3. Mengembangkan sektor agroindustri yang berdaya saing tinggi, perdagangan dan pariwisata, dengan meningkatkan arus transportasi darat, laut, dan sungai.

4. Menggali dan meningkatkan sumberdaya alam semaksimal mungkin di sektor pertanian, pertambangan dan energi, dengan konsep pembangunan berwawasan lingkungan.

5. Meningkatkan sumberdaya manusia aparatur dan masyarakat yang beriman dan bertaqwa, menguasai pengetahuan dan teknologi, sehat,

produktif, profesional, transparan, dan bebas dari korupsi, kolusi, dan nepotisme.

6. Meningkatkan ketahanan budaya, saling hormat menghormati, saling asah, asih, dan asuh melalui peningkatan pendidikan formal dan informal yang islami dalam lingkungan keluarga dan masyarakat, memberdayakan fungsi keluarga sakinah, mawaddah warohmah, dan keluarga berencana.

7. Meningkatkan ketahanan pangan, diversifikasi pangan dan gizi dalam memenuhi kebutuhan pokok rakyat.

8. Menciptakan kesempatan kerja dan modal usaha bagi masyarakat. Penandatanganan Nota Kesepahaman antara Pemerintah Republik Indonesia dengan Gerakan Aceh Merdeka (GAM) pada tanggal 15 Agustus 2005 di Finlandia, membuka harapan baru bagi masyarakat Aceh. Momen ini dijadikan modal awal untuk menata kembali seluruh tatanan kehidupan masyarakat.

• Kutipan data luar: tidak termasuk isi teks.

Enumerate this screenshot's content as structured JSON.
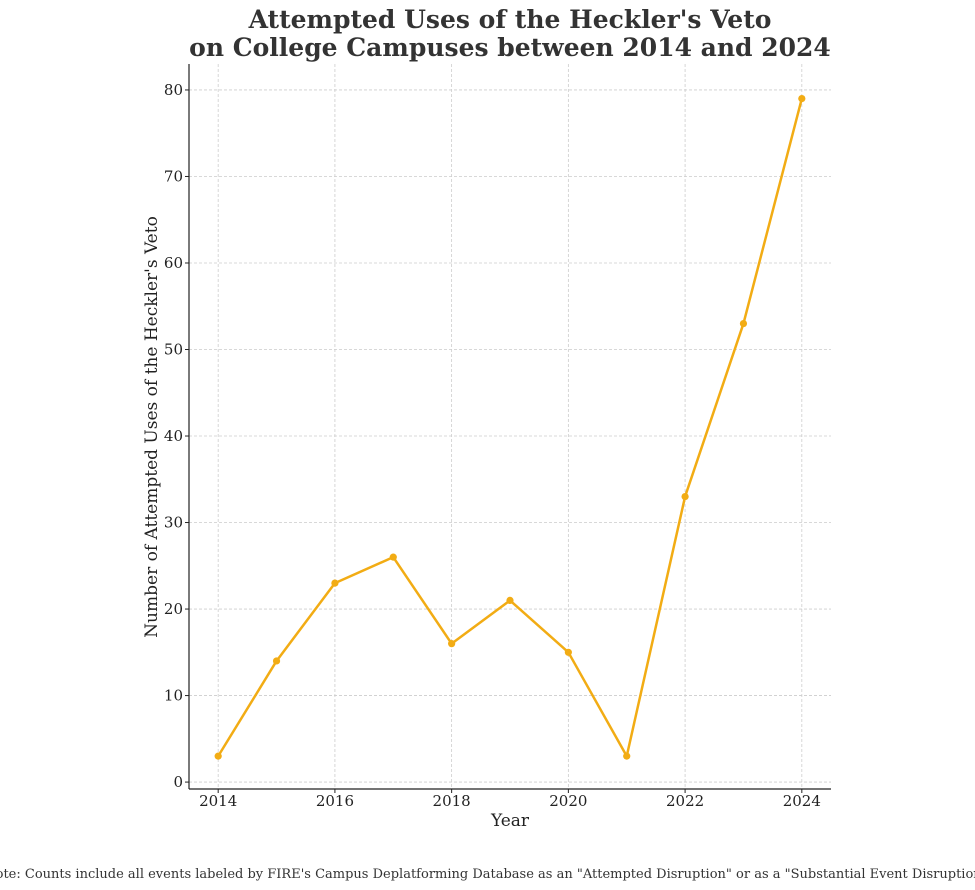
{
  "chart_data": {
    "type": "line",
    "title_lines": [
      "Attempted Uses of the Heckler's Veto",
      "on College Campuses between 2014 and 2024"
    ],
    "xlabel": "Year",
    "ylabel": "Number of Attempted Uses of the Heckler's Veto",
    "x": [
      2014,
      2015,
      2016,
      2017,
      2018,
      2019,
      2020,
      2021,
      2022,
      2023,
      2024
    ],
    "series": [
      {
        "name": "Attempted Uses",
        "values": [
          3,
          14,
          23,
          26,
          16,
          21,
          15,
          3,
          33,
          53,
          79
        ]
      }
    ],
    "xlim": [
      2013.5,
      2024.5
    ],
    "ylim": [
      -0.8,
      83
    ],
    "xticks": [
      2014,
      2016,
      2018,
      2020,
      2022,
      2024
    ],
    "yticks": [
      0,
      10,
      20,
      30,
      40,
      50,
      60,
      70,
      80
    ],
    "grid": true,
    "line_color": "#f2ac14",
    "note": "Note: Counts include all events labeled by FIRE's Campus Deplatforming Database as an \"Attempted Disruption\" or as a \"Substantial Event Disruption.\""
  }
}
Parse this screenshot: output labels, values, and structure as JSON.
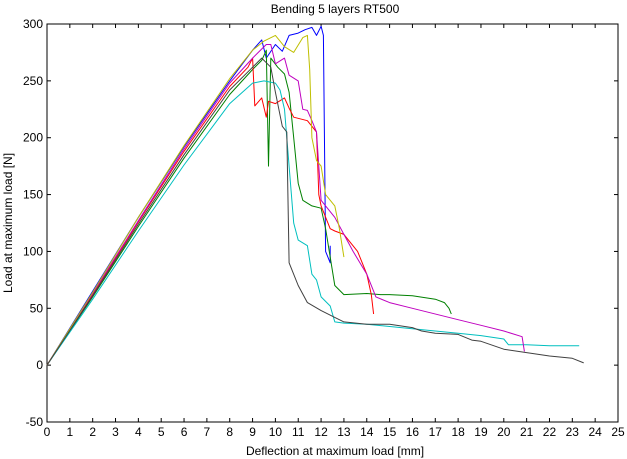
{
  "chart_data": {
    "type": "line",
    "title": "Bending 5 layers RT500",
    "xlabel": "Deflection at maximum load [mm]",
    "ylabel": "Load at maximum load [N]",
    "xlim": [
      0,
      25
    ],
    "ylim": [
      -50,
      300
    ],
    "xticks": [
      0,
      1,
      2,
      3,
      4,
      5,
      6,
      7,
      8,
      9,
      10,
      11,
      12,
      13,
      14,
      15,
      16,
      17,
      18,
      19,
      20,
      21,
      22,
      23,
      24,
      25
    ],
    "yticks": [
      -50,
      0,
      50,
      100,
      150,
      200,
      250,
      300
    ],
    "grid": false,
    "series": [
      {
        "color": "#0000ff",
        "points": [
          [
            0,
            0
          ],
          [
            2,
            65
          ],
          [
            4,
            130
          ],
          [
            6,
            192
          ],
          [
            8,
            250
          ],
          [
            9,
            277
          ],
          [
            9.4,
            286
          ],
          [
            9.6,
            270
          ],
          [
            10,
            282
          ],
          [
            10.3,
            276
          ],
          [
            10.6,
            290
          ],
          [
            11,
            292
          ],
          [
            11.3,
            295
          ],
          [
            11.6,
            297
          ],
          [
            11.8,
            290
          ],
          [
            12.0,
            298
          ],
          [
            12.1,
            290
          ],
          [
            12.2,
            100
          ],
          [
            12.4,
            90
          ],
          [
            12.4,
            105
          ]
        ]
      },
      {
        "color": "#008000",
        "points": [
          [
            0,
            0
          ],
          [
            2,
            60
          ],
          [
            4,
            122
          ],
          [
            6,
            182
          ],
          [
            8,
            238
          ],
          [
            9,
            260
          ],
          [
            9.4,
            268
          ],
          [
            9.6,
            277
          ],
          [
            9.7,
            175
          ],
          [
            9.8,
            270
          ],
          [
            10.1,
            262
          ],
          [
            10.4,
            256
          ],
          [
            10.6,
            240
          ],
          [
            10.8,
            200
          ],
          [
            11.0,
            160
          ],
          [
            11.2,
            145
          ],
          [
            11.6,
            140
          ],
          [
            12,
            138
          ],
          [
            12.2,
            120
          ],
          [
            12.6,
            70
          ],
          [
            13,
            62
          ],
          [
            14,
            63
          ],
          [
            14.6,
            62
          ],
          [
            15,
            62
          ],
          [
            16,
            61
          ],
          [
            17,
            58
          ],
          [
            17.4,
            55
          ],
          [
            17.6,
            50
          ],
          [
            17.7,
            45
          ]
        ]
      },
      {
        "color": "#ff0000",
        "points": [
          [
            0,
            0
          ],
          [
            2,
            62
          ],
          [
            4,
            126
          ],
          [
            6,
            188
          ],
          [
            8,
            245
          ],
          [
            8.8,
            262
          ],
          [
            9.0,
            270
          ],
          [
            9.1,
            228
          ],
          [
            9.4,
            235
          ],
          [
            9.6,
            218
          ],
          [
            9.7,
            232
          ],
          [
            10,
            230
          ],
          [
            10.4,
            235
          ],
          [
            10.6,
            226
          ],
          [
            10.8,
            218
          ],
          [
            11.4,
            215
          ],
          [
            11.8,
            205
          ],
          [
            11.9,
            150
          ],
          [
            12,
            140
          ],
          [
            12.4,
            120
          ],
          [
            12.6,
            118
          ],
          [
            13.0,
            115
          ],
          [
            13.6,
            100
          ],
          [
            14.0,
            80
          ],
          [
            14.2,
            62
          ],
          [
            14.3,
            45
          ]
        ]
      },
      {
        "color": "#00bfbf",
        "points": [
          [
            0,
            0
          ],
          [
            2,
            58
          ],
          [
            4,
            118
          ],
          [
            6,
            176
          ],
          [
            8,
            230
          ],
          [
            9,
            248
          ],
          [
            9.5,
            250
          ],
          [
            10,
            248
          ],
          [
            10.2,
            242
          ],
          [
            10.4,
            225
          ],
          [
            10.8,
            125
          ],
          [
            11.0,
            110
          ],
          [
            11.4,
            105
          ],
          [
            11.6,
            80
          ],
          [
            11.8,
            75
          ],
          [
            12,
            60
          ],
          [
            12.4,
            52
          ],
          [
            12.6,
            38
          ],
          [
            13,
            37
          ],
          [
            14,
            36
          ],
          [
            16,
            32
          ],
          [
            18,
            28
          ],
          [
            19,
            26
          ],
          [
            20,
            23
          ],
          [
            20.2,
            18
          ],
          [
            21,
            18
          ],
          [
            22,
            17
          ],
          [
            23.3,
            17
          ]
        ]
      },
      {
        "color": "#bf00bf",
        "points": [
          [
            0,
            0
          ],
          [
            2,
            63
          ],
          [
            4,
            127
          ],
          [
            6,
            190
          ],
          [
            8,
            248
          ],
          [
            9,
            270
          ],
          [
            9.4,
            278
          ],
          [
            9.6,
            282
          ],
          [
            9.8,
            282
          ],
          [
            10.0,
            265
          ],
          [
            10.4,
            270
          ],
          [
            10.6,
            255
          ],
          [
            11,
            250
          ],
          [
            11.2,
            225
          ],
          [
            11.4,
            224
          ],
          [
            11.6,
            215
          ],
          [
            11.8,
            205
          ],
          [
            12.0,
            145
          ],
          [
            12.2,
            140
          ],
          [
            12.6,
            130
          ],
          [
            13.0,
            115
          ],
          [
            13.4,
            100
          ],
          [
            14,
            80
          ],
          [
            14.4,
            60
          ],
          [
            15,
            55
          ],
          [
            16,
            50
          ],
          [
            18,
            40
          ],
          [
            19,
            35
          ],
          [
            20,
            30
          ],
          [
            20.8,
            25
          ],
          [
            20.9,
            12
          ]
        ]
      },
      {
        "color": "#bfbf00",
        "points": [
          [
            0,
            0
          ],
          [
            2,
            64
          ],
          [
            4,
            130
          ],
          [
            6,
            193
          ],
          [
            8,
            252
          ],
          [
            9,
            277
          ],
          [
            9.5,
            285
          ],
          [
            10.0,
            290
          ],
          [
            10.2,
            285
          ],
          [
            10.4,
            280
          ],
          [
            10.8,
            275
          ],
          [
            11.2,
            288
          ],
          [
            11.4,
            290
          ],
          [
            11.5,
            260
          ],
          [
            11.6,
            200
          ],
          [
            11.8,
            180
          ],
          [
            12,
            175
          ],
          [
            12.2,
            150
          ],
          [
            12.6,
            140
          ],
          [
            12.8,
            120
          ],
          [
            13.0,
            95
          ]
        ]
      },
      {
        "color": "#404040",
        "points": [
          [
            0,
            0
          ],
          [
            2,
            61
          ],
          [
            4,
            124
          ],
          [
            6,
            185
          ],
          [
            8,
            242
          ],
          [
            9,
            262
          ],
          [
            9.4,
            270
          ],
          [
            9.6,
            266
          ],
          [
            9.8,
            262
          ],
          [
            10.0,
            240
          ],
          [
            10.3,
            210
          ],
          [
            10.5,
            205
          ],
          [
            10.6,
            90
          ],
          [
            11,
            70
          ],
          [
            11.4,
            55
          ],
          [
            12,
            48
          ],
          [
            12.6,
            42
          ],
          [
            13,
            38
          ],
          [
            14,
            36
          ],
          [
            15,
            36
          ],
          [
            16,
            33
          ],
          [
            16.4,
            30
          ],
          [
            17,
            28
          ],
          [
            18,
            27
          ],
          [
            18.6,
            22
          ],
          [
            19,
            21
          ],
          [
            20,
            14
          ],
          [
            21,
            11
          ],
          [
            22,
            8
          ],
          [
            23,
            6
          ],
          [
            23.5,
            2
          ]
        ]
      }
    ]
  }
}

Pemerintah Kabupaten Aceh Timur harus memanfaatkan peluang ini dalam menjalankan perannya sebagai pemegang mandat menejerial pelaksanaan wewenang pemerintahan di daerah. Salah satu tugas utamanya yang mendesak adalah menetapkan pusat pemerintahan yang strategis dan representatif, karena sampai saat ini Kabupaten Aceh Timur belum memiliki pusat pemerintahan yang definitif dan masih menumpang di Kota Langsa.

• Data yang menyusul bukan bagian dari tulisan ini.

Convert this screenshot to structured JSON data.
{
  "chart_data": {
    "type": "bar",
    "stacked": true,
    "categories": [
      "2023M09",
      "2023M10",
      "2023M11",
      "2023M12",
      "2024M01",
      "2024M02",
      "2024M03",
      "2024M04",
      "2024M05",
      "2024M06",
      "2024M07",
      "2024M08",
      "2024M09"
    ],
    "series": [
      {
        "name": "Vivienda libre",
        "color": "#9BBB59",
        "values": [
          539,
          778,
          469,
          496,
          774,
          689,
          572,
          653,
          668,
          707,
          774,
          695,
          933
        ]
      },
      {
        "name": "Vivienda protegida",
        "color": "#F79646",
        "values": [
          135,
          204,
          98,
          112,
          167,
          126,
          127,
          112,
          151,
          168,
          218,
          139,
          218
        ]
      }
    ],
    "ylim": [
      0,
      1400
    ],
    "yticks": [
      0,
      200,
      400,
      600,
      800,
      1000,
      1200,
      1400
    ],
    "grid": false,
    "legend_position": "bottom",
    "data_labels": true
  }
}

Jika masalah penentuan pusat pemerintahan sudah terselesaikan, maka implementasi dari visi, misi, dan pola kebijakan pembangunan daerah akan dapat dilaksanakan dengan optimal. Jika tidak, maka akan menghambat pembangunan daerah secara keseluruhan dan nama Aceh Timur sebagai Aceh yang “makmur” hanya tinggal kenangan dan slogan belaka.

Ikhtisar

Nama, sebutan, atau kata “Aceh Timur”, pertama sekali diperkenalkan pada tahun 1918 ketika sistem pemerintahan gubernur militer kolonial Belanda berakhir dan dirubah dengan pembentukan gouvernourment schap atau provinsi, yang berada dibawah pimpinan seorang Gouvernour Van Sumatera. Sebutan “Aceh Timur” tetap digunakan sampai sekarang sebagai nama suatu wilayah

administratif pemerintahan dengan status struktural sesuai zamannya masing- masing. Status terakhir Aceh Timur adalah nama salah satu kabupaten di wilayah timur Provinsi Nanggroe Aceh Darussalam.

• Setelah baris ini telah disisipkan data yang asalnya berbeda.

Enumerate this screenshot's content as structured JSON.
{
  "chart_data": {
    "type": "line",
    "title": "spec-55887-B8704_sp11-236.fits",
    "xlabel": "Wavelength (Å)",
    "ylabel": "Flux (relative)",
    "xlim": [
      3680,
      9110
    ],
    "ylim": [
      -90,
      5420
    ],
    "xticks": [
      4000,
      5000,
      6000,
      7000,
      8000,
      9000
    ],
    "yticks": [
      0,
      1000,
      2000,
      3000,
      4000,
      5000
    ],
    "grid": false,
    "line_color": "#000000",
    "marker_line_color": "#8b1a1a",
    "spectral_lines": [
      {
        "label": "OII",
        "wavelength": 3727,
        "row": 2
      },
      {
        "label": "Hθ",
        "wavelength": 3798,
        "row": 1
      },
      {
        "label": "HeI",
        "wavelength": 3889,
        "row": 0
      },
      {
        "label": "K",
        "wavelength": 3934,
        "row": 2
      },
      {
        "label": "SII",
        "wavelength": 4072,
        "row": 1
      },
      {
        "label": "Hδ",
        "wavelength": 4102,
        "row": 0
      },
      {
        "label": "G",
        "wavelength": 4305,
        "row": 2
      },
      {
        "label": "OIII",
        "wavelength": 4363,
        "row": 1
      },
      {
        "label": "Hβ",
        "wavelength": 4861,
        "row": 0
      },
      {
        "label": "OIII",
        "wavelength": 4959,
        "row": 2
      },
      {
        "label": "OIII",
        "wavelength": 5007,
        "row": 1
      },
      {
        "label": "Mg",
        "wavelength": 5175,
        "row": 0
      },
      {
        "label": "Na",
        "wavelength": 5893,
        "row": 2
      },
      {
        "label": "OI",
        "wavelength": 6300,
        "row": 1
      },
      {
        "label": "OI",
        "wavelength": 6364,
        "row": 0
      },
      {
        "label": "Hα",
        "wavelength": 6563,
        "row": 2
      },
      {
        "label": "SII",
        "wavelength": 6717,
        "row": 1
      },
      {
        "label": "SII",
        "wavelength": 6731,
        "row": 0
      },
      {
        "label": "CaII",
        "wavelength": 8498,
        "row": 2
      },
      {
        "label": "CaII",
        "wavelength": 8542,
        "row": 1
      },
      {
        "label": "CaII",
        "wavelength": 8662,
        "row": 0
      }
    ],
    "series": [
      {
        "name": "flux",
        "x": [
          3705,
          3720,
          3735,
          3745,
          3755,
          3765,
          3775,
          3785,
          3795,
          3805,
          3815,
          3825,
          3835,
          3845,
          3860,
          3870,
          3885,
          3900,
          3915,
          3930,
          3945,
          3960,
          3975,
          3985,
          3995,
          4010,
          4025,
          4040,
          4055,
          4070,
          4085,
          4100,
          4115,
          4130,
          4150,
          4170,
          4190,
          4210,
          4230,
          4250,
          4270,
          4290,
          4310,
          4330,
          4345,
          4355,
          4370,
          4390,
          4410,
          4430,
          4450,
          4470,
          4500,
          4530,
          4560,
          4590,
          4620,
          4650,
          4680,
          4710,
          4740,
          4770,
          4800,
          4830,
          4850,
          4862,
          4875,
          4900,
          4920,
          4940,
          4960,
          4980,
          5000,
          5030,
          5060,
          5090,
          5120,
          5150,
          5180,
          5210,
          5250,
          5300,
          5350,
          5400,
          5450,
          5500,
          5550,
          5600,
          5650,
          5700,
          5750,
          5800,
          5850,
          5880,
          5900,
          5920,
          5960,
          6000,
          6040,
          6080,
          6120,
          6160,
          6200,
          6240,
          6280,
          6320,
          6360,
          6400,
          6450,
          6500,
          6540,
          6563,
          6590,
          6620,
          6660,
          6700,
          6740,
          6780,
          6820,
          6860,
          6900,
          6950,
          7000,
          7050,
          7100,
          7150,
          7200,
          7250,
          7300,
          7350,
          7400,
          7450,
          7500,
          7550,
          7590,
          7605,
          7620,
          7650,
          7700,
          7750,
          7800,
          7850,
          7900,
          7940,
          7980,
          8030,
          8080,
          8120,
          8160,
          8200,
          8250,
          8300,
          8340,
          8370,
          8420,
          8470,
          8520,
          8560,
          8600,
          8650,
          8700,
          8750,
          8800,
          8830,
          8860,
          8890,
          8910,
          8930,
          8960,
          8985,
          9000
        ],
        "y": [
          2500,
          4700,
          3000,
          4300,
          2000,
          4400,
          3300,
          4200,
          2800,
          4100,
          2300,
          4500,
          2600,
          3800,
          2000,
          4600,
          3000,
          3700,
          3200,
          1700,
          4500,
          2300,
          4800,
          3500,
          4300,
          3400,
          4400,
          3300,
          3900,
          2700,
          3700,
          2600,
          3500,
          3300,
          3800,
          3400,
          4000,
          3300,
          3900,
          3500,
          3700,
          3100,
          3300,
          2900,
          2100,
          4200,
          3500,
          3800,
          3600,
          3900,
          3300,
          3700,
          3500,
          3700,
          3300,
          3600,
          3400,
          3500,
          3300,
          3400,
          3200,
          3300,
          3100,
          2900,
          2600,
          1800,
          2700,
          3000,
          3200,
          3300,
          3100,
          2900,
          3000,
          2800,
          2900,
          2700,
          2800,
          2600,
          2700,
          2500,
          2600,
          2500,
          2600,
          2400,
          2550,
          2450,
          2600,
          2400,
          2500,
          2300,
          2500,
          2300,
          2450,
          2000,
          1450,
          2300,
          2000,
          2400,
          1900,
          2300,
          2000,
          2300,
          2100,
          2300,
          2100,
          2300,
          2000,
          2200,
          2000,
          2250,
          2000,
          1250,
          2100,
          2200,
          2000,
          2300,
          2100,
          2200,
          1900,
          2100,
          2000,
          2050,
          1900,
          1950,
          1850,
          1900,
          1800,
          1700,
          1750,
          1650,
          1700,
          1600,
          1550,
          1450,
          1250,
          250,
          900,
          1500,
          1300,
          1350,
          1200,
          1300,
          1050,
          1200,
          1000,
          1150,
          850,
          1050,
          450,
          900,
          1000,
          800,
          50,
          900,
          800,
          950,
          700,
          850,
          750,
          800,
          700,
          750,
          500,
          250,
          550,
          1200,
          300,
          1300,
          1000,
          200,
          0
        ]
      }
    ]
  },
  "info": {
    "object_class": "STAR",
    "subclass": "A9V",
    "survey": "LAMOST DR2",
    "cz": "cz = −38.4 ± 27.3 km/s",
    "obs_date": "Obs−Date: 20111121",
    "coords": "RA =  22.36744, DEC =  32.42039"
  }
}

Sebelum otonomi dan pemekaran wilayah, sebutan Aceh Timur identik dengan sebuah wilayah di Aceh yang “makmur” dengan idiom “di atas minyak di bawah minyak”. Maksudnya, pada saat itu potensi paling besar adalah dari sektor perkebunan kelapa sawit dan minyak bumi. Namun setelah pemekaran wilayah, semua potensi tersebut masuk ke wilayah Kabupaten Aceh Tamiang dan Kota Langsa, yang tersisa adalah wilayah Aceh Timur yang marginal. Keadaan ini diperburuk oleh konflik yang berkepanjangan, yang puncaknya mulai tahun 1989 ketika penetapan status Daerah Operasi Militer (DOM) yang sangat represif sampai dengan penetapan status Darurat Militer yang berakhir pada tahun 2005. Pada masa- masa tersebut seluruh sendi-sendi perekonomian dan sosial kapital masyarakat hancur lebur seluruhnya. Saat ini, kondisi keamanan di Aceh sudah relatif aman, sehingga Pemerintah Kabupaten Aceh Timur dapat berupaya dengan sungguh-sungguh untuk mewujudkan seluruh visi dan misi pembangunan yang sudah dicanangkan sebelumnya.